Where We Live: Poetry of New Mexico

By R.W. French

 

Valerie Martínez: Absence, Luminescent

 

            First it must be said that the poetry of Absence, Luminescent is like no one else's. If any names of comparable poets come to mind, they might be Jorie Graham, Carolyn Forché, or Charles Wright, but that's only to place the work of Valerie Martínez in its proper company, not to suggest close likenesses. This poetry is of itself and all its own, the voice distinctive, the artistry unique.

            The dominant music of these poems is deep and thoughtful, complex and resonant, densely textured and intricately woven; there are, indeed, times when it suggest the spiritual orchestrations of, say, Wagner or Bruckner. These are not poems that encourage quotation, for each is a distinct continuity; nor is this is a poetry of memorable phrase or vivid metaphor; rather,  poems demand to be read as totalities. No part is sufficient when detached from its context. There is much of beauty in these poems—see, for example, the delightfully lyrical "Meagen's Flute"—and it is a beauty of harmonious wholes and exquisite craftsmanship.

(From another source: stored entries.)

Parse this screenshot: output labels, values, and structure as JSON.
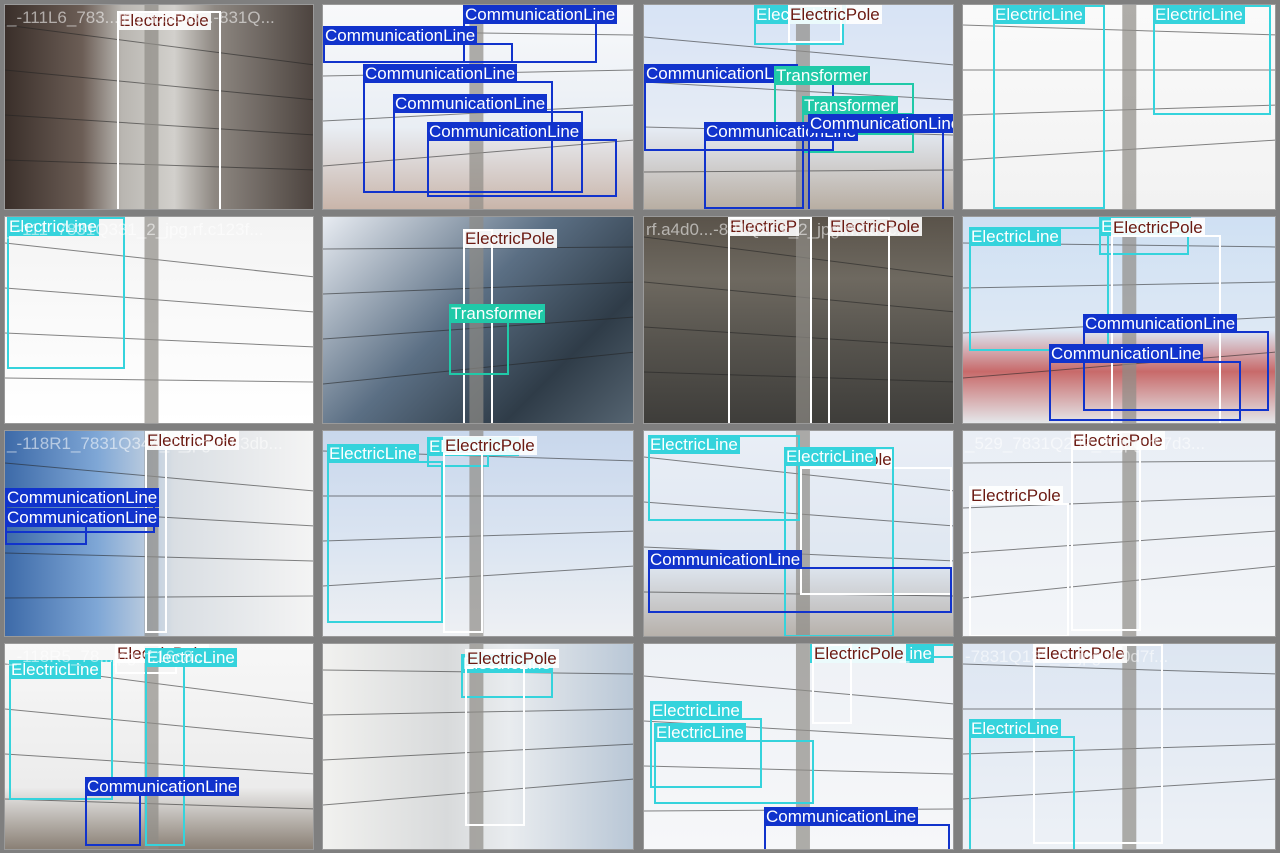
{
  "colors": {
    "background": "#7f7f7f",
    "ElectricPole": "#ffffff",
    "ElectricPole_text": "#6b1a12",
    "ElectricLine": "#35d3dc",
    "ElectricLine_text": "#ffffff",
    "CommunicationLine": "#1133cc",
    "CommunicationLine_text": "#ffffff",
    "Transformer": "#20c9a8",
    "Transformer_text": "#ffffff"
  },
  "tiles": [
    {
      "filename": "_-111L6_783...jpg.rf.b608...-831Q...",
      "scene": "concrete-pole-closeup",
      "labels": [
        {
          "cls": "ElectricPole",
          "text": "ElectricPole"
        }
      ]
    },
    {
      "filename": "",
      "scene": "sky-wires-building",
      "labels": [
        {
          "cls": "CommunicationLine",
          "text": "CommunicationLine"
        },
        {
          "cls": "CommunicationLine",
          "text": "CommunicationLine"
        },
        {
          "cls": "CommunicationLine",
          "text": "CommunicationLine"
        },
        {
          "cls": "CommunicationLine",
          "text": "CommunicationLine"
        },
        {
          "cls": "CommunicationLine",
          "text": "CommunicationLine"
        }
      ]
    },
    {
      "filename": "",
      "scene": "sky-pole-lamp",
      "labels": [
        {
          "cls": "ElectricLine",
          "text": "ElectricLine"
        },
        {
          "cls": "ElectricPole",
          "text": "ElectricPole"
        },
        {
          "cls": "CommunicationLine",
          "text": "CommunicationLine"
        },
        {
          "cls": "Transformer",
          "text": "Transformer"
        },
        {
          "cls": "Transformer",
          "text": "Transformer"
        },
        {
          "cls": "CommunicationLine",
          "text": "CommunicationLine"
        },
        {
          "cls": "CommunicationLine",
          "text": "CommunicationLine"
        }
      ]
    },
    {
      "filename": "",
      "scene": "insulator-closeup-bright",
      "labels": [
        {
          "cls": "ElectricLine",
          "text": "ElectricLine"
        },
        {
          "cls": "ElectricLine",
          "text": "ElectricLine"
        }
      ]
    },
    {
      "filename": "_-111_7831Q331_2_jpg.rf.c123f...",
      "scene": "insulator-dark",
      "labels": [
        {
          "cls": "ElectricLine",
          "text": "ElectricLine"
        }
      ]
    },
    {
      "filename": "",
      "scene": "blue-building",
      "labels": [
        {
          "cls": "ElectricPole",
          "text": "ElectricPole"
        },
        {
          "cls": "Transformer",
          "text": "Transformer"
        }
      ]
    },
    {
      "filename": "rf.a4d0...-831Q462_2_jpg.rf.0dec...",
      "scene": "stone-wall-poles",
      "labels": [
        {
          "cls": "ElectricPole",
          "text": "ElectricP"
        },
        {
          "cls": "ElectricPole",
          "text": "ElectricPole"
        }
      ]
    },
    {
      "filename": "",
      "scene": "sky-red-sign",
      "labels": [
        {
          "cls": "ElectricLine",
          "text": "ElectricLine"
        },
        {
          "cls": "ElectricLine",
          "text": "ElectricLine"
        },
        {
          "cls": "ElectricPole",
          "text": "ElectricPole"
        },
        {
          "cls": "CommunicationLine",
          "text": "CommunicationLine"
        },
        {
          "cls": "CommunicationLine",
          "text": "CommunicationLine"
        }
      ]
    },
    {
      "filename": "_-118R1_7831Q344_2_jpg.rf.83db...",
      "scene": "glass-building",
      "labels": [
        {
          "cls": "ElectricPole",
          "text": "ElectricPole"
        },
        {
          "cls": "CommunicationLine",
          "text": "CommunicationLine"
        },
        {
          "cls": "CommunicationLine",
          "text": "CommunicationLine"
        }
      ]
    },
    {
      "filename": "",
      "scene": "sky-pole-crossarms",
      "labels": [
        {
          "cls": "ElectricLine",
          "text": "ElectricLine"
        },
        {
          "cls": "ElectricLine",
          "text": "ElectricLine"
        },
        {
          "cls": "ElectricPole",
          "text": "ElectricPole"
        }
      ]
    },
    {
      "filename": "",
      "scene": "sky-wires-trees",
      "labels": [
        {
          "cls": "ElectricLine",
          "text": "ElectricLine"
        },
        {
          "cls": "ElectricPole",
          "text": "ElectricPole"
        },
        {
          "cls": "ElectricLine",
          "text": "ElectricLine"
        },
        {
          "cls": "CommunicationLine",
          "text": "CommunicationLine"
        }
      ]
    },
    {
      "filename": "_529_7831Q232_2_jpg.rf.7d3...",
      "scene": "sky-insulators",
      "labels": [
        {
          "cls": "ElectricPole",
          "text": "ElectricPole"
        },
        {
          "cls": "ElectricPole",
          "text": "ElectricPole"
        }
      ]
    },
    {
      "filename": "_-118R5_78...jpg.rf.16c8...",
      "scene": "sky-trees-pole",
      "labels": [
        {
          "cls": "ElectricLine",
          "text": "ElectricLine"
        },
        {
          "cls": "ElectricPole",
          "text": "ElectricPole"
        },
        {
          "cls": "ElectricLine",
          "text": "ElectricLine"
        },
        {
          "cls": "CommunicationLine",
          "text": "CommunicationLine"
        }
      ]
    },
    {
      "filename": "",
      "scene": "white-buildings-pole",
      "labels": [
        {
          "cls": "ElectricLine",
          "text": "ElectricLine"
        },
        {
          "cls": "ElectricPole",
          "text": "ElectricPole"
        }
      ]
    },
    {
      "filename": "",
      "scene": "sky-pole-wires",
      "labels": [
        {
          "cls": "ElectricLine",
          "text": "ElectricLine_ine"
        },
        {
          "cls": "ElectricPole",
          "text": "ElectricPole"
        },
        {
          "cls": "ElectricLine",
          "text": "ElectricLine"
        },
        {
          "cls": "ElectricLine",
          "text": "ElectricLine"
        },
        {
          "cls": "CommunicationLine",
          "text": "CommunicationLine"
        }
      ]
    },
    {
      "filename": "-7831Q131_2_jpg.rf.0d7f...",
      "scene": "sky-cutouts",
      "labels": [
        {
          "cls": "ElectricPole",
          "text": "ElectricPole"
        },
        {
          "cls": "ElectricLine",
          "text": "ElectricLine"
        }
      ]
    }
  ]
}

            The poems of Absence, Luminescent find their unity in the flow of intense meditation. They focus deeply inward. Seldom do we find ourselves in any recognizable place; the landscape is interior. Nevertheless, at any moment the poems may turn out to the world—often violent and threatening—that forces itself into consciousness. We are made to confront, for example, such victims as the political prisoner in a cramped Beijing cell, chicken of the "disappeared" in Argentina, the woman in a broken-down car during a blackout, the mob threatening. The calm of the meditative voice in these poems stands frequently in marked, ironic contrast to the subjects of its discourse.

            The poems of Absence, Luminescent often present themselves in the manner of meditations overheard,  phrases barely within reach:"luminescent" indeed, spoken in evocative whispers, as befits a poetry that deals so often with themes of absence and loss. The language is probing and evanescent, as through searching to express the inexpressible. Here are the opening lines of "The New World":

 

You are the kind of beauty

which delivers me up to some

midnight vision of water—

dark, enigmatic, moving

with figures so exotic

they must be ancient animals.

Somehow it happens

that the new world emerges

out of restlessness, the sleepless

turning of colors in darkness.

 

Often, indeed,  these poems come to the reader as waking dreams, revelations in the process of being discovered. These are poems of apprehension, not of statement; ÒmeaningÓ seems to rise to the surface from sources unknown and deeply mysterious. Consider, for example, the first section of the title poem:

 

Arch inverted: white peony

and stamens, yellow. Center

of the body. Imagines.

Who is absent.

 

Fingers in my mouth—memory.

Dragonfly so blue in the head.

Orange, as fire, in the body.

 

Wings, transparence. Disappearing arms.

 

The space where he was. Aureole.

The space he is, she was.

And the opposite.

 

Defines the dragon which flies.

Iridescent where it was.

Echo of hued wings.

 

The poem seems to be willing itself into being even as we read.